A project by:
- AU2040004 - Priya Jani
- AU2040028 - Yansi Memdani
- AU2040110 - Mohnish Mirchandani
- AU2040241 - Priyanshu Pathak
- Python >=v3.4
- Pandas == 1.5.3
- networkx == 3.0
- matplotlib == 3.6.3
- numpy == 1.23.5
- python pickle
Additionally, an extension in VScode for running ipynb files is recommended.
Assuming you have a pre-generated graph ready. You can run the file labeled script.py
. The same consists of helper code to help you out along the way.
You may run the files respectively in order to generate predictions. Additionally each algorithmic implementation has accuracy measured and mapped in the particular algorithm files.
The Following algorithms were implemented in the project:
- Adamic Adar
- Jaccard Coefficient
- Preferential Attachment
- Resource Allocation
- Weighted Projection Algorithm
- GLHub ( Self-Developed Algorithm )
Each of the files are isolated ipynb files which can be run and tested.

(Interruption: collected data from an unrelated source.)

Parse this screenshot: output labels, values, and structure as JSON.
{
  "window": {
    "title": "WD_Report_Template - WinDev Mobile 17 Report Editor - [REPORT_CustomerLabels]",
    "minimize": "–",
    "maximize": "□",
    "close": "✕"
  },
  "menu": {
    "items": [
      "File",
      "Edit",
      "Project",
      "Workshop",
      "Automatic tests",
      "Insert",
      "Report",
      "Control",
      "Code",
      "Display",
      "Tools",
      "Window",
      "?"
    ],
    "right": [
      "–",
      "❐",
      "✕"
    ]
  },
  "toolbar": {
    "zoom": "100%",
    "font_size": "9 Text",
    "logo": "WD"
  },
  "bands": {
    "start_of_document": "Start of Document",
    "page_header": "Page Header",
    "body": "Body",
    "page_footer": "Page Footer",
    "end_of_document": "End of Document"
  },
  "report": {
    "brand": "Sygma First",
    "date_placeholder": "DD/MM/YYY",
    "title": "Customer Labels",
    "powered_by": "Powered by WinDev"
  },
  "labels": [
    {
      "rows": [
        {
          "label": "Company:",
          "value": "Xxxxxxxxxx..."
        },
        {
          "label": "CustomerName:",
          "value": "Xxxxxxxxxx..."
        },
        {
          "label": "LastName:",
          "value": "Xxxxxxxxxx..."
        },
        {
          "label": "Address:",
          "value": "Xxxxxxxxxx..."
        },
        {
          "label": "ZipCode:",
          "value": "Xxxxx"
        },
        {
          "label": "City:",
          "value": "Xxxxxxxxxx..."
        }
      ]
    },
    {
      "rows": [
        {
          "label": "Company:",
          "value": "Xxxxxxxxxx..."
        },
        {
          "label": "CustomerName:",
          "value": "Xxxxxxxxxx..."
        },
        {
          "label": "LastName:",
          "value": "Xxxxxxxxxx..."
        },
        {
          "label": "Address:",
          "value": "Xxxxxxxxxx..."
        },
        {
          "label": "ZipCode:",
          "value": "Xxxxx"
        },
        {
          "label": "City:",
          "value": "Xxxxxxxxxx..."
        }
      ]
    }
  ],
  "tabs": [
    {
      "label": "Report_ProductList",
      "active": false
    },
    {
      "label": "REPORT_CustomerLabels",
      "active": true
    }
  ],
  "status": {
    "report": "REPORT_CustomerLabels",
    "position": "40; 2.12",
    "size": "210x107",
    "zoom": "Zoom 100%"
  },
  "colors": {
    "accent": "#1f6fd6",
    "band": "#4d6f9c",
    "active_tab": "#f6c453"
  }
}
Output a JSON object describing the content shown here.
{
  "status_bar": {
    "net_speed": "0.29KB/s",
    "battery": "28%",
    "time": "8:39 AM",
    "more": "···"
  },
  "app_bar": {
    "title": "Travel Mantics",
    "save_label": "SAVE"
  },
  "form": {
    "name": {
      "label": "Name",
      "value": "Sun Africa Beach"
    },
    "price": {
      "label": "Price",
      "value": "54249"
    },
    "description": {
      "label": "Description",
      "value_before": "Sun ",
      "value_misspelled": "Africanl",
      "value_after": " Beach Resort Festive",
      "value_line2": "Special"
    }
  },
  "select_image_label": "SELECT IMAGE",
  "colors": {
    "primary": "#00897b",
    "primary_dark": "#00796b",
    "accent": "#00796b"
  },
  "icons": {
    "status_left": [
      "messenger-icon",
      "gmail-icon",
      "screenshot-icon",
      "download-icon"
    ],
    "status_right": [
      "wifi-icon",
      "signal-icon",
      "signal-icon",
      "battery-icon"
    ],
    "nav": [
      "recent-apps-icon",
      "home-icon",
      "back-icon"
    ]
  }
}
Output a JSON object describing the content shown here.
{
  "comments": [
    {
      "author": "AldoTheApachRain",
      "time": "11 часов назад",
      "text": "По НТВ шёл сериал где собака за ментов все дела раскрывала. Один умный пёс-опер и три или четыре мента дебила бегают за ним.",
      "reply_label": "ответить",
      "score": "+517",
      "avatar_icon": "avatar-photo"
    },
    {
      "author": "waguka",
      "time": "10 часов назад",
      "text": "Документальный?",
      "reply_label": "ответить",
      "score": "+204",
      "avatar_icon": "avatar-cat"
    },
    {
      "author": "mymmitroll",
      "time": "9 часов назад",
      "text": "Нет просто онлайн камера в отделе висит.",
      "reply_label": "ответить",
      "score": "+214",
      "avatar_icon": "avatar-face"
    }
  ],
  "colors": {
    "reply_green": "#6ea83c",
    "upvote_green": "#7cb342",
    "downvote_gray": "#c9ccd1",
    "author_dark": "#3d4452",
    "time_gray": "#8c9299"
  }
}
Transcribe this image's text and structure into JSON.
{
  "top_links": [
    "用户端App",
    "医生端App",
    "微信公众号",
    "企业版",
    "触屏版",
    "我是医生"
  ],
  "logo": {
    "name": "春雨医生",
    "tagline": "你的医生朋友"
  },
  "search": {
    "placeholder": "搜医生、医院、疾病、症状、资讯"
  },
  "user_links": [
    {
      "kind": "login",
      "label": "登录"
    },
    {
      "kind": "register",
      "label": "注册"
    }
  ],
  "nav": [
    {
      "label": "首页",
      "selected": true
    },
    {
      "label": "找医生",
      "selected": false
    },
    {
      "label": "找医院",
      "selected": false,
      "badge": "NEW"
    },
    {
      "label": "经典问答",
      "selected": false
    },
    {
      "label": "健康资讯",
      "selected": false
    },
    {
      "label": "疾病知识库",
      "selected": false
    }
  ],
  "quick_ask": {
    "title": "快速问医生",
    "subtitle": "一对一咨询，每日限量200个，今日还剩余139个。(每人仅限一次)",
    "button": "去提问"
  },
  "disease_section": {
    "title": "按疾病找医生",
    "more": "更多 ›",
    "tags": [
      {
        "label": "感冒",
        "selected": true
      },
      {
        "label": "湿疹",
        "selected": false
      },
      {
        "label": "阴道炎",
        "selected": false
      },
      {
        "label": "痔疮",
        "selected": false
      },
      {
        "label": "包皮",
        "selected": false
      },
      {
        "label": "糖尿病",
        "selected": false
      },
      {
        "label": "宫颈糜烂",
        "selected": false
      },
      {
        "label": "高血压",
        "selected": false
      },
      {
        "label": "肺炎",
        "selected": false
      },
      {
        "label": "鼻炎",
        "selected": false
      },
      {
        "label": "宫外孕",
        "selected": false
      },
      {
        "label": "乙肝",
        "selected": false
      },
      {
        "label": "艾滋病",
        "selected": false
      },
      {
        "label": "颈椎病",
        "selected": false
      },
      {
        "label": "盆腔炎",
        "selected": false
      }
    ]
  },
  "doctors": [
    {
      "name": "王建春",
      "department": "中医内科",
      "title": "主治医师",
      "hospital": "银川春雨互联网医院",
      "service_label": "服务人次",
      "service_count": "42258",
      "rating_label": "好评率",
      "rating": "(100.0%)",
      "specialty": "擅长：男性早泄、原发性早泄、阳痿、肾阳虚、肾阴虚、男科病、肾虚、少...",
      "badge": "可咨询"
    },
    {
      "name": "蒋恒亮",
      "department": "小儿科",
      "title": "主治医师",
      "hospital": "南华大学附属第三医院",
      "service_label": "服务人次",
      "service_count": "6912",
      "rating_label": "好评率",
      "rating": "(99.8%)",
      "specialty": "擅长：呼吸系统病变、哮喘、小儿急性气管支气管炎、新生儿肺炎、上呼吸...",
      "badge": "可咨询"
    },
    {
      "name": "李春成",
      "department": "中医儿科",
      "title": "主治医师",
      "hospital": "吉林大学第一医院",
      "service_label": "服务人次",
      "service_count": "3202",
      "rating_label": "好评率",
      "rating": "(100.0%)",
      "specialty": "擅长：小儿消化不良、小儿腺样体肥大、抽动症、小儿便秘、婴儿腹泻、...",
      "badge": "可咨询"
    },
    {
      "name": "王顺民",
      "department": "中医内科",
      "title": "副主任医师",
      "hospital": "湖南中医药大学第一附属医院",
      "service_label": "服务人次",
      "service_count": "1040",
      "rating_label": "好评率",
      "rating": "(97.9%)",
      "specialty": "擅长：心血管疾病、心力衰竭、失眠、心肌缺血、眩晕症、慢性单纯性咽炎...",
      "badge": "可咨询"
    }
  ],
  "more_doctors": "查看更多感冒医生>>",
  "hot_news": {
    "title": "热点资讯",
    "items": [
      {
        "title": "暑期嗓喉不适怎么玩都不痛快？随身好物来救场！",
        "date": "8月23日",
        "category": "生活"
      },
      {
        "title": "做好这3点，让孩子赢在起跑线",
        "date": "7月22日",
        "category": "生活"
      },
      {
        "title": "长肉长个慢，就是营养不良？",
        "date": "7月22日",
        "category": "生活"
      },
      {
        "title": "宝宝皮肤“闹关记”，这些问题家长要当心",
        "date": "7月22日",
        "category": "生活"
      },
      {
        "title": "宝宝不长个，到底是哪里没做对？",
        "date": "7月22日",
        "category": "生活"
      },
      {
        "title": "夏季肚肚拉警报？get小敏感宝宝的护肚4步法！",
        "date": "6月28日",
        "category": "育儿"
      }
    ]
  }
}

A considerable amount of time went in data collection specifically because of first-hand data collection for the project. The same was done using the currently presented github api. Additionally, Github API had a limit of 1000 queries per hour for personal users. The following data was collected for the project
- A set of Issues
- A set of Users
- A set of Pull Requests
- The Languages of each issue
- The Contributions of Each User
The code has majorly been tested on two graphs of similar configurations but varying scales. The configuration of our graphs is as follows:
Nodes (types):
- User
- Issue
Edges:
- User --- User -> Commonly Contributed Repositories
- User --- User -> Commonly Starred Repositories
- User --- Issue -> Contribution
- Issue --- Issue -> Common Languages of Parent Repository
- A cumulative of 11000 Nodes and 291375 edges
- Around 3000 users and 8000 issues
You may find the graphs here: click here
- A cumulative of 97375 Nodes and 482442 edges
- Around 29460 users and 67935 issues
You may find the graphs here: click here
- Fetch all the closed pull requests of respective repositories
- Use the pull requests to fetch all the users and issues related to the pull request
- Connect users across issues using the pull requests
- Connect users across users using
- Contributed Repositories
- Starred Repositories
- Connect Issues across Issues using
- Languages
- Generate connections across unmapped users and unclosed issues
- A list of repositories from github allstars for the year 2021-2022
- Around 2500 repositories used.
- Disconnected or sparsely connected nodes will not have predictions.
- Algorithms do not take into account different users, issues, weights.
- The accuracy is generally lower than non-network based prediction.
- Accuracy Measurement is not guaranteeing a correct accuracy prediction.